New math method speeds molecular simulations on supercomputers
Flatiron Institute researchers report a 2.5- to sevenfold acceleration for molecular dynamics simulations without loss of accuracy.
By Priya Raghavan · Science Reporter
3 min read
Researchers at the Simons Foundation’s Flatiron Institute have developed a mathematical method that can speed up molecular dynamics simulations by 2.5 to seven times, according to a study in Nature Communications. The advance could cut computing time and energy use for simulations used in materials research, drug studies and protein-folding work.
The work targets a costly part of high-performance computing. According to the Simons Foundation, more than 20% of the workload on the world’s 500 fastest supercomputers goes to modeling the motion of atoms and molecules.
The team reported a fivefold speedup in high-accuracy runs using GROMACS, a widely used molecular dynamics software package. The researchers said the method can be added to existing software workflows, including LAMMPS, GROMACS and OpenMM; Shidong Jiang of the Flatiron Institute said the LAMMPS developers have accepted the team’s code.
Why the calculations take so long
Molecular dynamics simulations follow systems such as a protein in water or an electrolyte in a battery by breaking time into tiny steps. Pilar Cossio, a Flatiron Institute senior research scientist who uses the simulations, described the task as tracking how such a system changes over time.
The required time resolution is severe. The Simons Foundation said molecular bond vibrations require about 500 trillion slices of time per second, and useful simulations may need up to a trillion steps. Sonya Hanson, another Flatiron Institute researcher who works with molecular dynamics, said even strong hardware can leave researchers advancing only hundreds of nanoseconds per day, stretching microsecond-scale studies over weeks.
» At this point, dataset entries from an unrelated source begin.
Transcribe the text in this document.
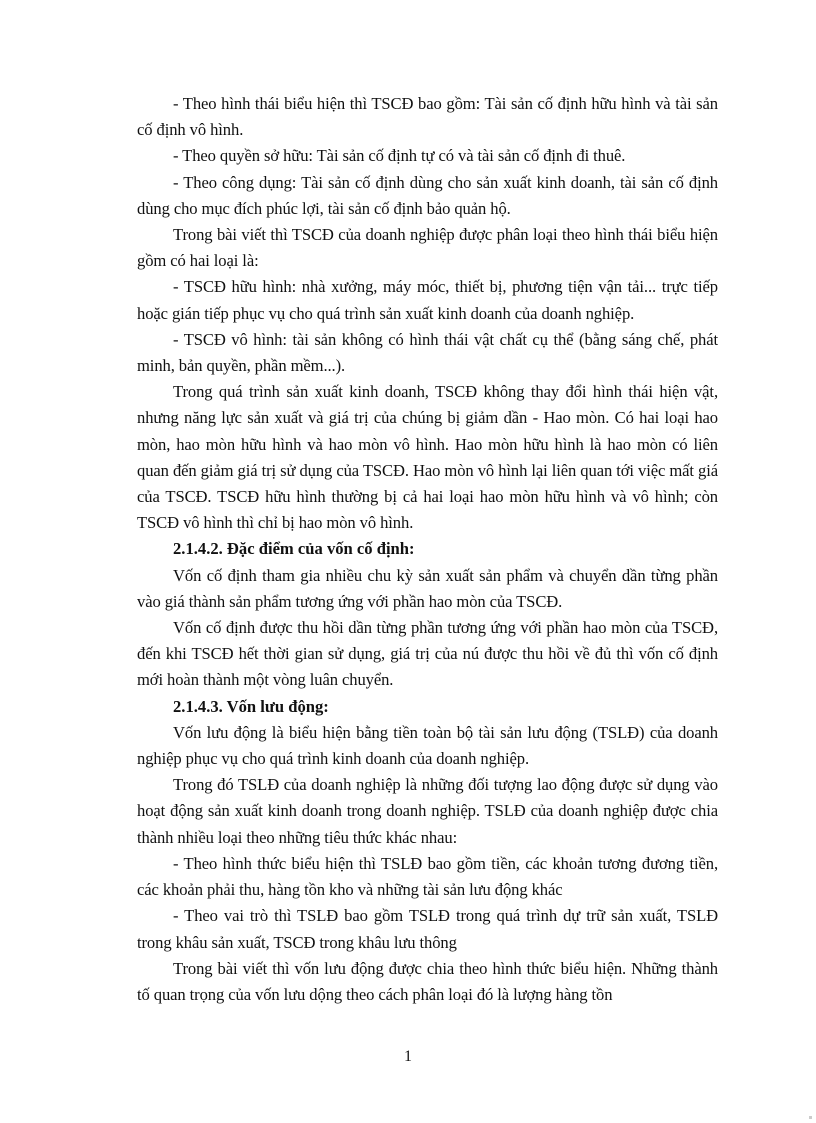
- Theo hình thái biểu hiện thì TSCĐ bao gồm: Tài sản cố định hữu hình và tài sản cố định vô hình.

- Theo quyền sở hữu: Tài sản cố định tự có và tài sản cố định đi thuê.

- Theo công dụng: Tài sản cố định dùng cho sản xuất kinh doanh, tài sản cố định dùng cho mục đích phúc lợi, tài sản cố định bảo quản hộ.

Trong bài viết thì TSCĐ của doanh nghiệp được phân loại theo hình thái biểu hiện gồm có hai loại là:

- TSCĐ hữu hình: nhà xưởng, máy móc, thiết bị, phương tiện vận tải... trực tiếp hoặc gián tiếp phục vụ cho quá trình sản xuất kinh doanh của doanh nghiệp.

- TSCĐ vô hình: tài sản không có hình thái vật chất cụ thể (bằng sáng chế, phát minh, bản quyền, phần mềm...).

Trong quá trình sản xuất kinh doanh, TSCĐ không thay đổi hình thái hiện vật, nhưng năng lực sản xuất và giá trị của chúng bị giảm dần - Hao mòn. Có hai loại hao mòn, hao mòn hữu hình và hao mòn vô hình. Hao mòn hữu hình là hao mòn có liên quan đến giảm giá trị sử dụng của TSCĐ. Hao mòn vô hình lại liên quan tới việc mất giá của TSCĐ. TSCĐ hữu hình thường bị cả hai loại hao mòn hữu hình và vô hình; còn TSCĐ vô hình thì chỉ bị hao mòn vô hình.

2.1.4.2. Đặc điểm của vốn cố định:

Vốn cố định tham gia nhiều chu kỳ sản xuất sản phẩm và chuyển dần từng phần vào giá thành sản phẩm tương ứng với phần hao mòn của TSCĐ.

Vốn cố định được thu hồi dần từng phần tương ứng với phần hao mòn của TSCĐ, đến khi TSCĐ hết thời gian sử dụng, giá trị của nú được thu hồi về đủ thì vốn cố định mới hoàn thành một vòng luân chuyển.

2.1.4.3. Vốn lưu động:

Vốn lưu động là biểu hiện bằng tiền toàn bộ tài sản lưu động (TSLĐ) của doanh nghiệp phục vụ cho quá trình kinh doanh của doanh nghiệp.

Trong đó TSLĐ của doanh nghiệp là những đối tượng lao động được sử dụng vào hoạt động sản xuất kinh doanh trong doanh nghiệp. TSLĐ của doanh nghiệp được chia thành nhiều loại theo những tiêu thức khác nhau:

- Theo hình thức biểu hiện thì TSLĐ bao gồm tiền, các khoản tương đương tiền, các khoản phải thu, hàng tồn kho và những tài sản lưu động khác

- Theo vai trò thì TSLĐ bao gồm TSLĐ trong quá trình dự trữ sản xuất, TSLĐ trong khâu sản xuất, TSCĐ trong khâu lưu thông

Trong bài viết thì vốn lưu động được chia theo hình thức biểu hiện. Những thành tố quan trọng của vốn lưu dộng theo cách phân loại đó là lượng hàng tồn

1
A major bottleneck is the calculation of electrostatic forces among charged particles. Jiang said a direct approach would require work proportional to the square of the number of atoms, making large systems impractical without mathematical shortcuts.
Researchers already rely on tools such as the fast Fourier transform and the fast multipole method, the latter co-invented by Flatiron Institute computational mathematician Leslie Greengard. The new study aims to improve the long-range force calculations that still consume substantial computing resources.
A 19th-century function applied to a modern bottleneck
The Flatiron team used prolate spheroidal wave functions, a class of functions first introduced in 1880 and later used in signal processing at Bell Labs in the 1960s. According to the Simons Foundation, the functions help decide how to divide electrostatic interactions into short-range and long-range parts and how to place atomic charges onto a grid for long-range calculations.
Those operations need functions that are both tightly confined in space and very smooth. The researchers found that prolate spheroidal wave functions satisfy those competing requirements better than functions commonly used before, the Simons Foundation said.
The study was led by Jiuyang Liang, a Flatiron Institute affiliate research fellow and Shanghai Jiao Tong University researcher. Co-authors include Libin Lu, Alex Barnett, Jiang and Greengard, all affiliated with the Flatiron Institute’s Center for Computational Mathematics.
The team tested the method on several systems, including water molecules, an immune-related protein system and a lithium-ion solution used in battery research. Across those tests, the researchers reported speedups ranging from 2.5 to seven times while maintaining accuracy.
Anthony Costa, director of digital biology at Nvidia, who was not involved in the study, said the work has strong potential to accelerate molecular dynamics workloads, a field he said has seen only incremental speed gains over the past decade.
This story draws on original reporting from Phys.org.